The OP missed out the key word "series" from the actual blog. In this context 2.3k refers to 2300. Hopefully @dang can revise the title slightly or maybe just point to the actual patch - https://lore.kernel.org/lkml/YdIfz+LMewetSaEB@gmail.com/T/#u
No, the limit is 80 characters, and the current title is 73, so "Series " would fit. Also, "2.3k", besides being confusing, is not actually an abbreviation of 2297. len('2297 Patch Series Would Improve Linux Build Times 50~80% & Fix "Dependency Hell"') == 80. Better would be to replace "Patch" with "Commit", since that's how Molnar describes it, but that would take rewording (or removal of quotes) to fit on HN. "Times" -> "Rates" would be sensible too.
who knows if the title of this post has been edited or not since then, there are no indicators whether it was or not edited even if it was in the past...
In relation to the article, it seems like Ingo Molnar did everyone a favor by doing some low level code clean up. I hope this gets tested and accepted.
Oh I agree, it was just wanting a correction to the title. The scope of a change that is 2.3kb vs 2.3k patches is quite large - my initial thought from the title was "oh, is there some super dumb flag no one noticed that we should check for in our own excessively slow projects?", but the actual change is less generically helpful.
What a misleading title from phoronix. It doesn’t reduce build times by 50-80%, but rather increases build rate by 50-80%. There is a big difference between the two.
Build time, I would assume would be a number like "it takes 4 minutes to build a kernel package"..
Build rate also assuming, is more like "We can build 50 of these in an hour on two servers"...
The two are related, but you can scale the rate with more hardware, whereas the time is limited to how fast your hardware is or how optimised the job is, no? So Improving the _time_ increases your rate without you needing to spend more on infra..
How does one scale the rate and not the time with a code change and not an infra one, assuming my thinking here is correct?
I think the point isn't subtleties about scaling with more hardware, but about the fact that the percentages mean very different things depending on whether they're describing times or rates.
A 50% improvement in build time means becoming 2x as fast. A 50% improvement in build rate means becoming 1.5x as fast.
An 80% improvement in build time means becoming 5x as fast. An 80% improvement in build rate means becoming 1.8x as fast.

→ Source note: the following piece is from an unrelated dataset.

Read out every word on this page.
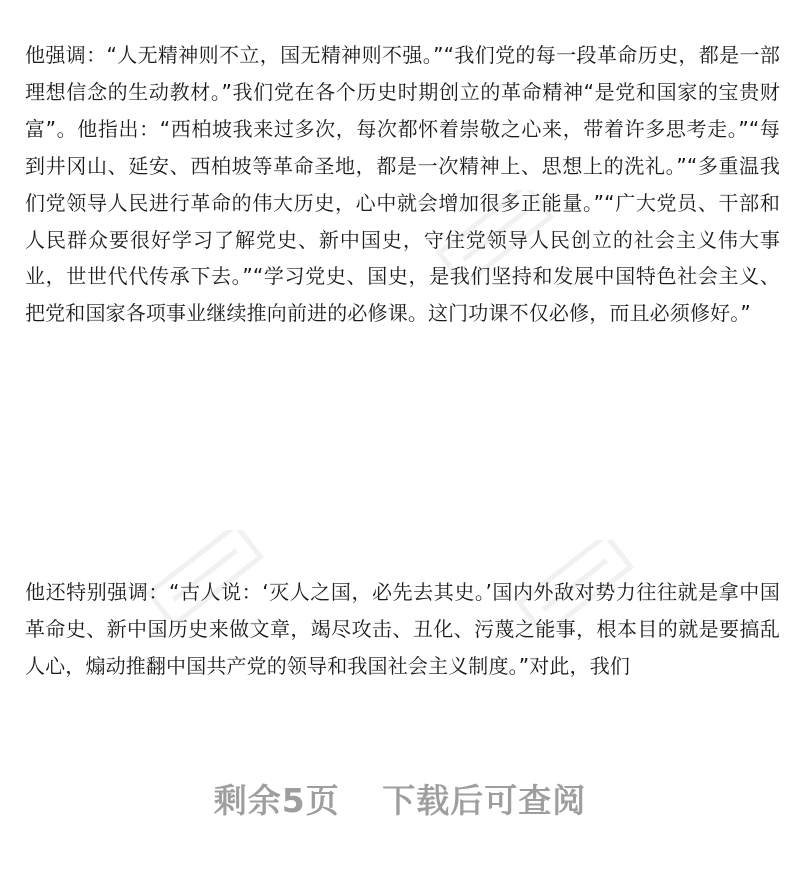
他强调：“人无精神则不立，国无精神则不强。”“我们党的每一段革命历史，都是一部理想信念的生动教材。”我们党在各个历史时期创立的革命精神“是党和国家的宝贵财富”。他指出：“西柏坡我来过多次，每次都怀着崇敬之心来，带着许多思考走。”“每到井冈山、延安、西柏坡等革命圣地，都是一次精神上、思想上的洗礼。”“多重温我们党领导人民进行革命的伟大历史，心中就会增加很多正能量。”“广大党员、干部和人民群众要很好学习了解党史、新中国史，守住党领导人民创立的社会主义伟大事业，世世代代传承下去。”“学习党史、国史，是我们坚持和发展中国特色社会主义、把党和国家各项事业继续推向前进的必修课。这门功课不仅必修，而且必须修好。”
他还特别强调：“古人说：‘灭人之国，必先去其史。’国内外敌对势力往往就是拿中国革命史、新中国历史来做文章，竭尽攻击、丑化、污蔑之能事，根本目的就是要搞乱人心，煽动推翻中国共产党的领导和我国社会主义制度。”对此，我们
剩余5页 下载后可查阅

Whenever I feel like I might be lost in some mathematic question I look at the extremes. Doesn't always help but often enough. Here it's "one of them could very well be more than 100% with an even better speedup, the other certainly not"
Imagine you can build 100 kernels per hour. If you increase build rate by 50%, you can now build 150 kernels per hour. If you decrease build time by 50%, you can now build 100 kernels per 30 minutes, or 200 kernels per hour, which is more impressive. This is the sort of thing you become pedantic about when you play a lot of videogames that do %-based things to your character's stats.